Fibrates are drugs widely used in the treatment of hyperlipidemia.1 These drugs lower triglyceride levels and increase HDL cholesterol levels in hyperlipidemic patients2,3 and reduce the risk of coronary heart disease in patients with low HDL cholesterol levels.4
Fibrates act by activation of nuclear receptors, termed peroxisome proliferator–activated receptors (PPARs). After heterodimerization with the retinoid X receptor, they alter the transcription of specific genes controlling lipoprotein metabolism by binding to a distinct response element, the peroxisome proliferator response element, which consists of a direct repeat of the AGGTCA consensus sequence separated by 1 or 2 nucleotides (DR-1, DR-2).1,5,6 Three different types of PPARs have been identified, termed α, δ (also called β), and γ; each is encoded by a separate gene and shows a distinct distribution pattern.5 PPARα is highly expressed in the liver, and its activation results in an increased fatty acid catabolism.1
Fibrate treatment causes adverse changes in biliary lipid composition and decreases the excretion of bile acids, leading to supersaturation of gall bladder bile and, consequently, an increased incidence of cholesterol gallstones in patients on long-term therapy.7–11 Bile acid synthesis and secretion together with the excretion of free cholesterol into the bile constitute the major route for elimination of cholesterol from the mammalian body.12 The classic or neutral route in bile acid biosynthesis in rats and humans is initiated by 7α-hydroxylation of cholesterol catalyzed by the rate-limiting enzyme cholesterol 7α-hydroxylase, which is located in the smooth endoplasmic reticulum.13 An alternative pathway is operational as well, contributing considerably to the total bile acid synthesis in humans,14 rats,15 and rabbits16 and in cultured human and rat hepatocytes.17 The latter so-called acidic pathway is initiated by conversion of cholesterol by sterol 27-hydroxylase, which is located in the inner mitochondrial membrane.13 A decreased enzyme activity of cholesterol 7α-hydroxylase has been found in humans10,18 and rats19,20 treated with fibrates. In contrast, some studies in rodents did not show an effect on cholesterol 7α-hydroxylase on fibrate treatment.19,21 Recently, divergent data on the effect of PPARα agonists on cholesterol 7α-hydroxylase transcription in promoter-reporter studies have been described.22,23 The mechanism of action and the potential role of PPARα in the downregulation of cholesterol 7α-hydroxylase by fibrates remain to be clarified. Furthermore, the effect of fibrates on sterol 27-hydroxylase expression has not been established.

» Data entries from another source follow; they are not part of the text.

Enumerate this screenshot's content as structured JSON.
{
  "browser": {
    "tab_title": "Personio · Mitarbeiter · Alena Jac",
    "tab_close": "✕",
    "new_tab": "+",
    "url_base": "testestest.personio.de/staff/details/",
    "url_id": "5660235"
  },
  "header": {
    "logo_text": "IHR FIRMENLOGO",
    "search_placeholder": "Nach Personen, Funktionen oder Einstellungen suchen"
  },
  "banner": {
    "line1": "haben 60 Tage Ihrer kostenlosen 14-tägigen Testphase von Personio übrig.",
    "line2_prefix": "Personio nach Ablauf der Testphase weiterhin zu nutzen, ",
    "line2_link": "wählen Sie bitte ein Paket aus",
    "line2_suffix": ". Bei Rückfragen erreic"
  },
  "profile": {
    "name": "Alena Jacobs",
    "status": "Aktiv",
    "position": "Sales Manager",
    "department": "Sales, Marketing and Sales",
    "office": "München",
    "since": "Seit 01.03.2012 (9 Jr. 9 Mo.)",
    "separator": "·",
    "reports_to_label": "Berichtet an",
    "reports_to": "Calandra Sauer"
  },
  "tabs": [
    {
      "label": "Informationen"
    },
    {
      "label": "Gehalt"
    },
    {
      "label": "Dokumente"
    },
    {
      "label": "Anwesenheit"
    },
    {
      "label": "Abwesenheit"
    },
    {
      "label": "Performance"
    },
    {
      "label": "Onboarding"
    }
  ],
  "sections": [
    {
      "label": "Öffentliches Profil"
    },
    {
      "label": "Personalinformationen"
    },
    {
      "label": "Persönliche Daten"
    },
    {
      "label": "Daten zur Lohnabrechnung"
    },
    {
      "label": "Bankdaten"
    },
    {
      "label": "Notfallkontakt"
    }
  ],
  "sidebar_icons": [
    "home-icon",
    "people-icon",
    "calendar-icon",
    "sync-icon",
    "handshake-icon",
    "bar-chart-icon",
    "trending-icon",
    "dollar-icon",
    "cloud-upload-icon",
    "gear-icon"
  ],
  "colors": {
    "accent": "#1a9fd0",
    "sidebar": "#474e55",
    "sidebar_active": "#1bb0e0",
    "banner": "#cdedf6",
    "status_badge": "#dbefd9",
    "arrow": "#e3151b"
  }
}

In the present study, we further examined in rats in vivo and in cultured rat hepatocytes the effect of fibrates in the regulation of bile acid synthesis and especially on the expression of cholesterol 7α-hydroxylase and sterol 27-hydroxylase. The functional role of PPARα in the regulation of bile acid synthesis by fibrates was studied in PPARα-null (PPARα−/−) mice.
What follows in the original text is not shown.